14. The system of claim 1 , wherein each of the plurality of receivers comprises a clocked comparator.

15. The system of claim 1 , wherein the delay adjust circuit is to be controlled by a digital signal.

16. The system of claim 15 , further comprising a back channel, connected to a receiver of the plurality of receivers and to the delay adjust circuit of a data output circuit of the plurality of data output circuits, to: measure a delay error in the receiver; and adjust a delay in the delay adjust circuit of the data output circuit, to reduce the delay error.

17. The system of claim 16 , wherein the back channel comprises a digital delay control output connected to the delay adjust circuit of the data output circuit corresponding to the receiver.
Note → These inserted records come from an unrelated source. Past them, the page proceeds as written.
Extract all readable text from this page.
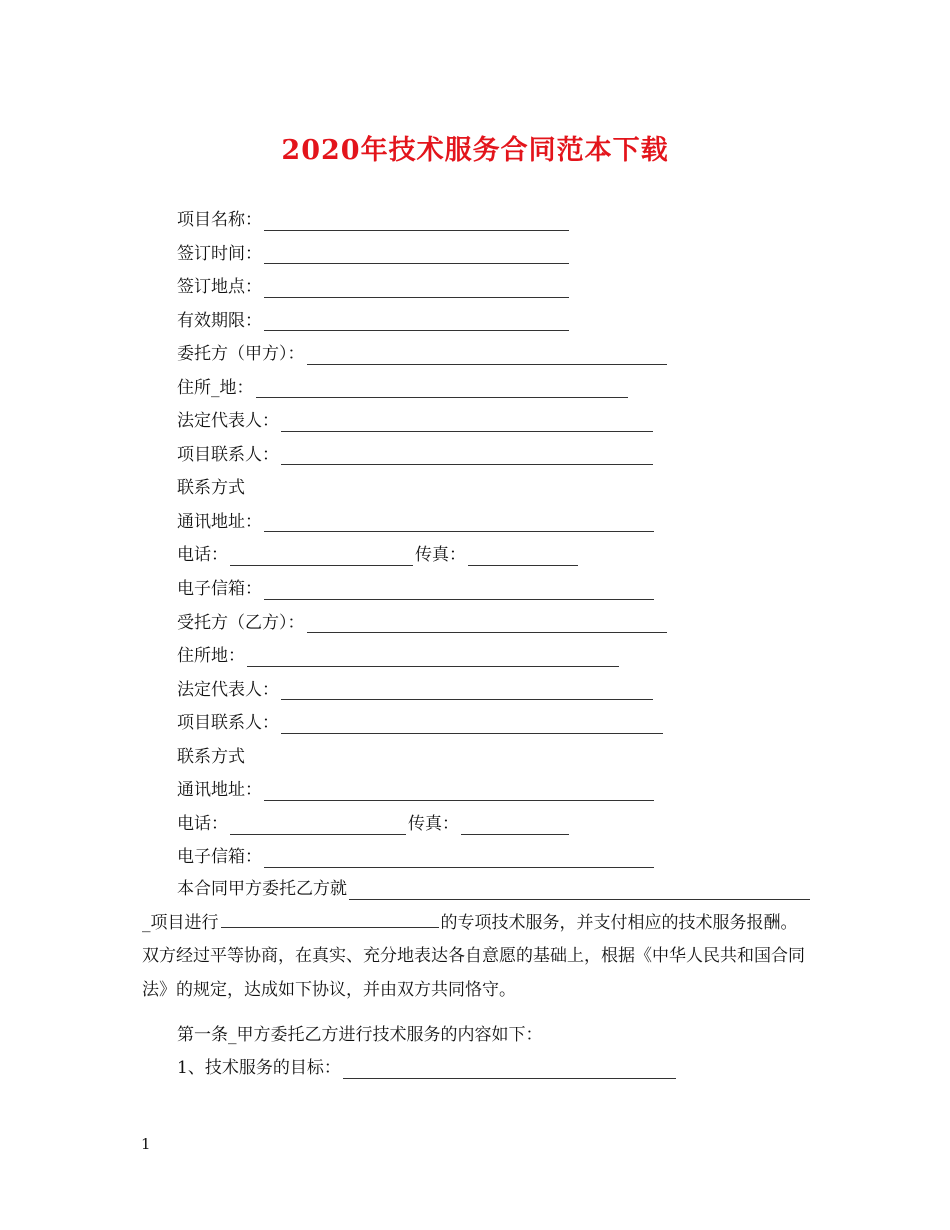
2020年技术服务合同范本下载
项目名称：
签订时间：
签订地点：
有效期限：
委托方（甲方）：
住所_地：
法定代表人：
项目联系人：
联系方式
通讯地址：
电话：	传真：
电子信箱：
受托方（乙方）：
住所地：
法定代表人：
项目联系人：
联系方式
通讯地址：
电话：	传真：
电子信箱：
本合同甲方委托乙方就
_项目进行	的专项技术服务，并支付相应的技术服务报酬。双方经过平等协商，在真实、充分地表达各自意愿的基础上，根据《中华人民共和国合同法》的规定，达成如下协议，并由双方共同恪守。
第一条_甲方委托乙方进行技术服务的内容如下：
1、技术服务的目标：
1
18. A method of adjusting a data signal delay, the method comprising: sending, by a data output circuit comprising a delay adjust circuit configured to delay a transmitted signal by the data signal delay, a sequence of alternating ones and zeros to an input of a receiver having a receiver output; sending, by a clock line driver, a sampling clock to the receiver; sampling, by the receiver, the sequence of alternating ones and zeros on every other edge of the sampling clock; changing the delay in the delay adjust circuit in increments in a first direction until both, at a first threshold delay, a first pass-fail or fail-pass boundary is reached, and, at a second threshold delay, a second pass-fail or fail-pass boundary is reached; determining, from the first threshold delay and from the second threshold delay, a range of delays corresponding to a pass region; and setting the data signal delay to a value that is substantially centered in the pass region.
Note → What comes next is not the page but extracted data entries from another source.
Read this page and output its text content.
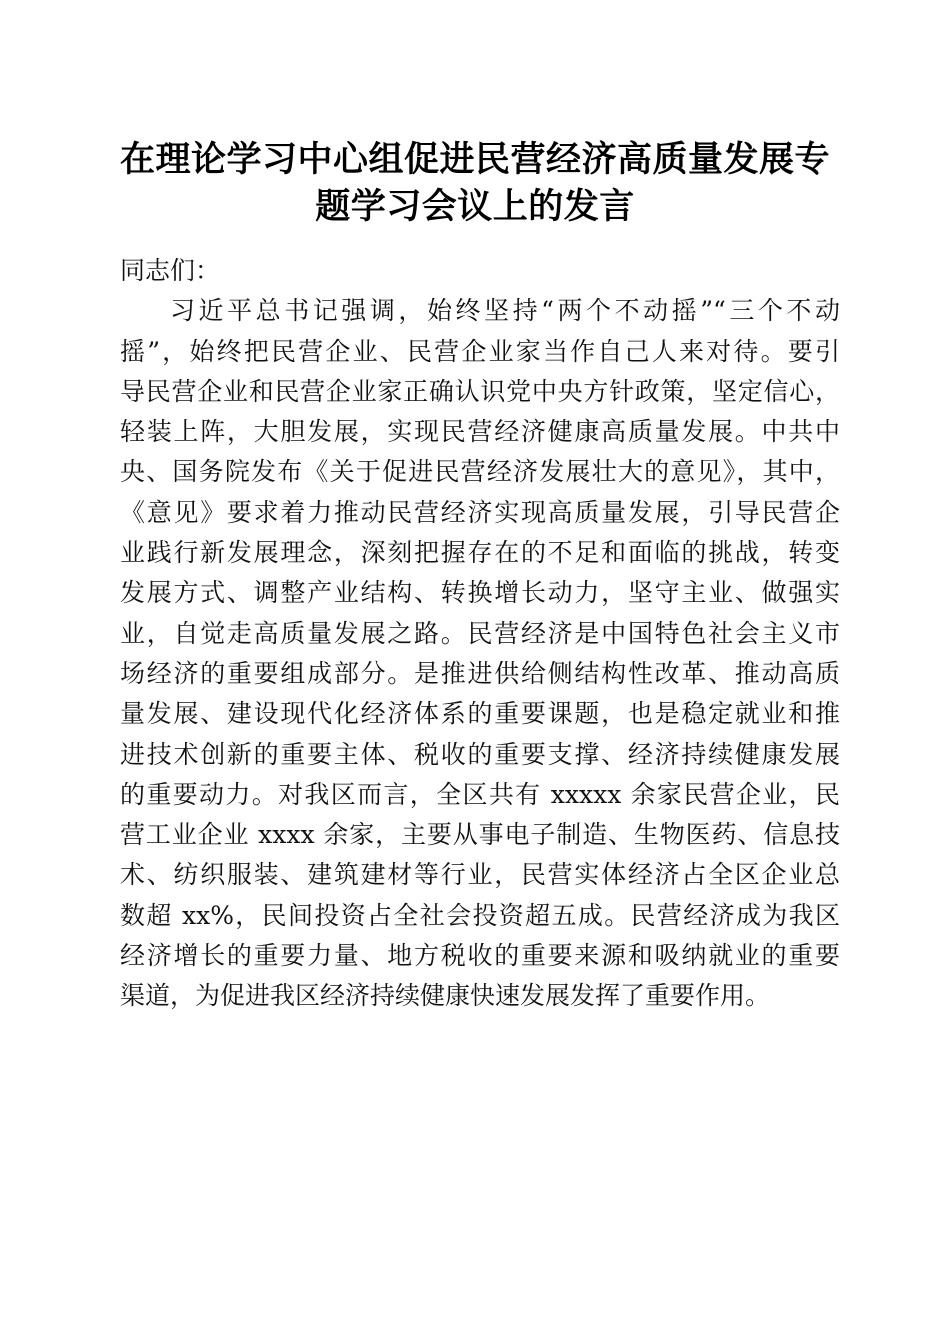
在理论学习中心组促进民营经济高质量发展专
题学习会议上的发言
同志们：
习近平总书记强调，始终坚持“两个不动摇”“三个不动
摇”，始终把民营企业、民营企业家当作自己人来对待。要引
导民营企业和民营企业家正确认识党中央方针政策，坚定信心，
轻装上阵，大胆发展，实现民营经济健康高质量发展。中共中
央、国务院发布《关于促进民营经济发展壮大的意见》，其中，
《意见》要求着力推动民营经济实现高质量发展，引导民营企
业践行新发展理念，深刻把握存在的不足和面临的挑战，转变
发展方式、调整产业结构、转换增长动力，坚守主业、做强实
业，自觉走高质量发展之路。民营经济是中国特色社会主义市
场经济的重要组成部分。是推进供给侧结构性改革、推动高质
量发展、建设现代化经济体系的重要课题，也是稳定就业和推
进技术创新的重要主体、税收的重要支撑、经济持续健康发展
的重要动力。对我区而言，全区共有 xxxxx 余家民营企业，民
营工业企业 xxxx 余家，主要从事电子制造、生物医药、信息技
术、纺织服装、建筑建材等行业，民营实体经济占全区企业总
数超 xx%，民间投资占全社会投资超五成。民营经济成为我区
经济增长的重要力量、地方税收的重要来源和吸纳就业的重要
渠道，为促进我区经济持续健康快速发展发挥了重要作用。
19. The method of claim 18 , further comprising: increasing the delay, in a first trial delay adjustment, to a value exceeding an initial delay value by an amount corresponding to 90 degrees of sampling clock phase; decreasing the delay, in a second trial delay adjustment, to a value less than the initial delay value by an amount corresponding to 90 degrees of sampling clock phase; setting the data signal delay to a value exceeding the initial delay value by an increment when the second trial delay adjustment resulted in a transition at the receiver output; and setting the data signal delay to a value less than the initial delay value by the increment when the first trial delay adjustment resulted in a transition at the receiver output.